Judith Supine, “Book Cover,” 2017.

In my younger years in Detroit, I wove amongst ceiling leaks and broken spines in the abandoned book shop across from Zoots on Second and Prentis, excavating first editions and odd ephemera from the damp old shop and poring over them in the Bronx bar afterwards. The poems of Phil Levine, or a book on the Surrealists kept me company as I tucked myself into the corner of the old dive bar for hours. I went to visit the Bronx a year ago, and was relieved to learn that the same bartender was still there, even as everything has gentrified beyond recognition around her. I think, too, of the rows of letterpress type and the orbits of poets that enlivened Salt and Cedar, where I read my own poems and also ate crickets for the first time. This city is a palimpsest of paper and ink and ideas that have shaped my worldview. It’s thicketed with narrative and artifact. Supine’s work captures something of this heterotopia for me: gorgeous and sad and lost, while at the same time existing uncomfortably with its retrieval. It is the too, too solid flesh of the city, with a soft underbelly of thrift-store chain and faded quilts with tufts of stuffing peeking through.

The first time I met him, I was riveted to his white nails. I had to ask him to hold his hands out so I could read the letters inked across them. “Easy Does It,” they said, in thin sharpie – one per nail. “Do you do nails yourself?” I ask. “No. I just feel good in the environment a nail salon offers. They are matriarchies. I like matriarchies.”
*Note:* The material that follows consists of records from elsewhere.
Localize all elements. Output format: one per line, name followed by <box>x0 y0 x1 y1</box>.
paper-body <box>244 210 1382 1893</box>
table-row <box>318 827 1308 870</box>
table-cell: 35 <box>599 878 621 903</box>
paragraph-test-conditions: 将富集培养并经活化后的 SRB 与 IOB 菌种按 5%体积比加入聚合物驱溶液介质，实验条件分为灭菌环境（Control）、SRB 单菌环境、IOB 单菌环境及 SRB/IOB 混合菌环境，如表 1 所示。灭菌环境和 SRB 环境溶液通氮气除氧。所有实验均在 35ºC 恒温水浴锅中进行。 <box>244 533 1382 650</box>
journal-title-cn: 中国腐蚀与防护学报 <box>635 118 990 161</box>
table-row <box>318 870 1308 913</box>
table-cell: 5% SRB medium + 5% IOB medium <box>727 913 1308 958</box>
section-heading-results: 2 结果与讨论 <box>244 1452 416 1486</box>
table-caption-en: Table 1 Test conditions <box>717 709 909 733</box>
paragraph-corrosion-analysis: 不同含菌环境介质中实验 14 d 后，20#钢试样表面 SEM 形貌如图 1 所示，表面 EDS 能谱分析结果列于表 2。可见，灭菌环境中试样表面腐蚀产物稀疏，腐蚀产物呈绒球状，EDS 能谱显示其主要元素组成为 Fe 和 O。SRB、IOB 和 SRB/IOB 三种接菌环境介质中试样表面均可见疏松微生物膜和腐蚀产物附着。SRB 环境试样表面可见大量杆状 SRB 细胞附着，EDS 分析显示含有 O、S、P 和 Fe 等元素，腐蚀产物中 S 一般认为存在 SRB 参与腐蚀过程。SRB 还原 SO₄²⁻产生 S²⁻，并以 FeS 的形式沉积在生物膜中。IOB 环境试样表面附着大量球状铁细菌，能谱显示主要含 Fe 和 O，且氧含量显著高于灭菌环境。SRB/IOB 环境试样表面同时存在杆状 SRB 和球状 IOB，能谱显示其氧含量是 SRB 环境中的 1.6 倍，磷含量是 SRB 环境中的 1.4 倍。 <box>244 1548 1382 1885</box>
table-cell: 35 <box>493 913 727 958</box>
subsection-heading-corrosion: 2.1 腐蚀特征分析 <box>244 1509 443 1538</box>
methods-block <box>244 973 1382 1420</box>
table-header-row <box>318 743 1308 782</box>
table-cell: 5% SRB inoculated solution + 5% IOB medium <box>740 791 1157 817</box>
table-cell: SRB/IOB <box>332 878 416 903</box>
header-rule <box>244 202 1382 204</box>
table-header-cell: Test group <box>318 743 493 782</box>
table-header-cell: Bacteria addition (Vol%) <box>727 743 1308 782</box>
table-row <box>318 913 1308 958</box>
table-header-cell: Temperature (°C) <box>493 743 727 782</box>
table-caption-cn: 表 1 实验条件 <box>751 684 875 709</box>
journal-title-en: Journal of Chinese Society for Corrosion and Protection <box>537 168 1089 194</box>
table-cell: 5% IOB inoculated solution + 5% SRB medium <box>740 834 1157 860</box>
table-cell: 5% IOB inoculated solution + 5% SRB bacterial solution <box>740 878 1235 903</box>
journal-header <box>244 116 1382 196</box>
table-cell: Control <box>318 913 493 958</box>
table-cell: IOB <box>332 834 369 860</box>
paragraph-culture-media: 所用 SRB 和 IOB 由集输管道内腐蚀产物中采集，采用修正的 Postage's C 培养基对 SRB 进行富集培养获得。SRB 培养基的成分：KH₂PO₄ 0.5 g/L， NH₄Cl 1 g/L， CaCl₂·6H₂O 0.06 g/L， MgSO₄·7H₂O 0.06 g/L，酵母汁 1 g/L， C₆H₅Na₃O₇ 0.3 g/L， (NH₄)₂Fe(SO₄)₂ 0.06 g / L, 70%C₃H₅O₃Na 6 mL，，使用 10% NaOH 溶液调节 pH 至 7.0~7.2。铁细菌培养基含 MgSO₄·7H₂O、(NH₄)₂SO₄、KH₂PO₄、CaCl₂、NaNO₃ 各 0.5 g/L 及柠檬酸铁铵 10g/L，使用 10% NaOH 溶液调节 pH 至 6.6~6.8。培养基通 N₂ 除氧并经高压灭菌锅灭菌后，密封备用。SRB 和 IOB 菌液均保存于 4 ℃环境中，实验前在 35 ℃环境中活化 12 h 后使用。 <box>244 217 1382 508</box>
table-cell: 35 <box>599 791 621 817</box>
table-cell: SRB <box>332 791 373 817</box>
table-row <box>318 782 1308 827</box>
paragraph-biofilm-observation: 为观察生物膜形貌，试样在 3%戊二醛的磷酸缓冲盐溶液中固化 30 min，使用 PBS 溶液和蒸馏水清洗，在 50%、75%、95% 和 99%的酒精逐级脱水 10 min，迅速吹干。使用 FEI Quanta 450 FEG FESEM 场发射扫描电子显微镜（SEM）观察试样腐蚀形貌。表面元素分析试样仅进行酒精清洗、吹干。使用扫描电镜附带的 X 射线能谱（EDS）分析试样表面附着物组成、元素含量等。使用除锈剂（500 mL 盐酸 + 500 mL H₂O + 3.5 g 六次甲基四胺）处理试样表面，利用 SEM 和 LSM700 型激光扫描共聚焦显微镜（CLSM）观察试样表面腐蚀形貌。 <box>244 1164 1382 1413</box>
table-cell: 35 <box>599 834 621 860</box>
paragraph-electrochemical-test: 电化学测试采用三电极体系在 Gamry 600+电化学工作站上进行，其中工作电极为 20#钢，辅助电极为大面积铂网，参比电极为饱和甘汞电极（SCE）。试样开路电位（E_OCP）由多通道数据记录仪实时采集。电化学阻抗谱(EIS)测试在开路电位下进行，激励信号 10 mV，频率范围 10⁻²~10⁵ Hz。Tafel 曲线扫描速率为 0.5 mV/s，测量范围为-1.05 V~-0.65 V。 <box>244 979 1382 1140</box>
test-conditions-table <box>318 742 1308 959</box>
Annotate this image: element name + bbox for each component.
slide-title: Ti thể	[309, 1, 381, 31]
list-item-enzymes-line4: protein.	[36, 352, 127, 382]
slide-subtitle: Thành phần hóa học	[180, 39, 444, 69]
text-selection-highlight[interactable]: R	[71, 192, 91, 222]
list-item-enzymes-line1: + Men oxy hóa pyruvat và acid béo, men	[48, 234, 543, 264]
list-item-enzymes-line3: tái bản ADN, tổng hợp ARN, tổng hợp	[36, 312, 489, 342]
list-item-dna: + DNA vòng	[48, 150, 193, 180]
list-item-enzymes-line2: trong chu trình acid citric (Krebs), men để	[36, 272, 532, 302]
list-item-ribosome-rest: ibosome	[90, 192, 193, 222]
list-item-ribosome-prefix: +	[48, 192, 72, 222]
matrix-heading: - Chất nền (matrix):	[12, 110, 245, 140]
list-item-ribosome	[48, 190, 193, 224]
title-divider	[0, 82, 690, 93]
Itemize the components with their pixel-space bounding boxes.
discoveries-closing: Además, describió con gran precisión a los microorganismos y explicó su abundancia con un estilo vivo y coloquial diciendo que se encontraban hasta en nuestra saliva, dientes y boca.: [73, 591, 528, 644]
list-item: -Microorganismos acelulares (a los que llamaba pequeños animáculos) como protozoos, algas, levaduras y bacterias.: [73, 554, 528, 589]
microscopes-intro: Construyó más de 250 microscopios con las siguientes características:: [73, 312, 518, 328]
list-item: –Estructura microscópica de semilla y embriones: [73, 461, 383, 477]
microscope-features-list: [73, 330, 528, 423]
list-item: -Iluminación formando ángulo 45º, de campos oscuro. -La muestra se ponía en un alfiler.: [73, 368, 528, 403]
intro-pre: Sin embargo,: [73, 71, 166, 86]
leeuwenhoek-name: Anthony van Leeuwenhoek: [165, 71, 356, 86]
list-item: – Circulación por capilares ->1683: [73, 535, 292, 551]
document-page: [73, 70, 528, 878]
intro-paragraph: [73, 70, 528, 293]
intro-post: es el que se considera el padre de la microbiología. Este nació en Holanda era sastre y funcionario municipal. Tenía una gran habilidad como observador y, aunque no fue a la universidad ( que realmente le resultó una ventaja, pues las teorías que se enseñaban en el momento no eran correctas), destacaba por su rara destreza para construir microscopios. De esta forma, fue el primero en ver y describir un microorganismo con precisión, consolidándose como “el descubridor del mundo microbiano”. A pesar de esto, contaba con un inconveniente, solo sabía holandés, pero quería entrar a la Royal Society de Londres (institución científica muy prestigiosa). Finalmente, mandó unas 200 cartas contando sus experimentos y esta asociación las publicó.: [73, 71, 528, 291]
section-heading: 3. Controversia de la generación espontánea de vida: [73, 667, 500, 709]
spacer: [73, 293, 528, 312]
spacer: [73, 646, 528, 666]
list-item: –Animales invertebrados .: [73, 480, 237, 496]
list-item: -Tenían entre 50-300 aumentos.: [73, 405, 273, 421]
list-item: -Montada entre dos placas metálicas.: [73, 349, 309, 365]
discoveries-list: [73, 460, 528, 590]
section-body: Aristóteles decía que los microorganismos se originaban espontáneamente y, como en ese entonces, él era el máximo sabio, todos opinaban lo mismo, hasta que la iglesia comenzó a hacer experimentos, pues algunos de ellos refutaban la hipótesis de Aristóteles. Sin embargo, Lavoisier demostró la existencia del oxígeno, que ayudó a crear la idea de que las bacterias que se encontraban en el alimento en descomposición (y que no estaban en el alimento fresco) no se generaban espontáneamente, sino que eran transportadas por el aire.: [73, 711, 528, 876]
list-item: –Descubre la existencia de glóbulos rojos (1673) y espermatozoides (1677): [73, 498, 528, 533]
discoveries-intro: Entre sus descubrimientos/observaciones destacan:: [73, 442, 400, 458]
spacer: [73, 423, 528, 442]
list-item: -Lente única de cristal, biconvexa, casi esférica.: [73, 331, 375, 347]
Judith Supine’s nail polish, 2017.

I want to know about your nail polish thing.

Um, I started the past summer my friend was dying in the hospital. He wanted me to do his nail polish for him. So I was like, yeah, I will come back and do your nail polish tomorrow. I went back the next day and he was non-responsive, so I just did my nails instead. I have been doing them ever since.

Why do you want to open a nail salon?

I like the atmosphere. I feel comfortable. I like it when women are in in charge. It’s the most sympathetic audience for me. They are spaces that are reflective of my actual values; my feel and view of the world. I want to make things that are beautiful and gentle. I want to make things that are tender, careful, and more pensive. The nail salons embody some of this.

 

***

 

The last time I spent time with Judith, we all met up here at Trinosophes: Judith, his brother, our friend Tyler, and me. We hung off of a corner of a communal table, fixing on a cruising tour of the four corners of Wayne County. We took Tyler’s ride straight up Gratiot, engulfed by its expansiveness – a tiny silver capsule full of skin and bones, breathing and looking. I imagine cars used to parade along this vast road inside of another kind of dream, full of trips to chromed donut shops and Sunday masses, or perhaps a trip to Dream Wings after a hand wash at William’s. Gratiot goes on forever.

Judith keeps his eye out for property. He wants to open a nail salon, he says. Tyler points out that here in the outreaches it may be hard to get actual customers. I don’t really think that matters, though. I could be wrong, but I sense that the nail salon exists in another, auric dimension of Gratiot, where the more pragmatic elements of the venture are irrelevant. Not that I doubt at all that Judith’s plan, It simply feels as though there are layers to this concept, nested within the past and potential that unfold as we drive. Judith selects a low-rise art deco building along the next tract of the road. It strikes me that he’s at work discerning the items in this visual landscape that suit his vision, just as he might cull book covers for his next collage work. He makes a list of potential names as we drive. Nail Bait. Nail Biters. Jesus’s Nails. You’ve Got Nail. They are the punctuation of our drive down the grand, endless avenue.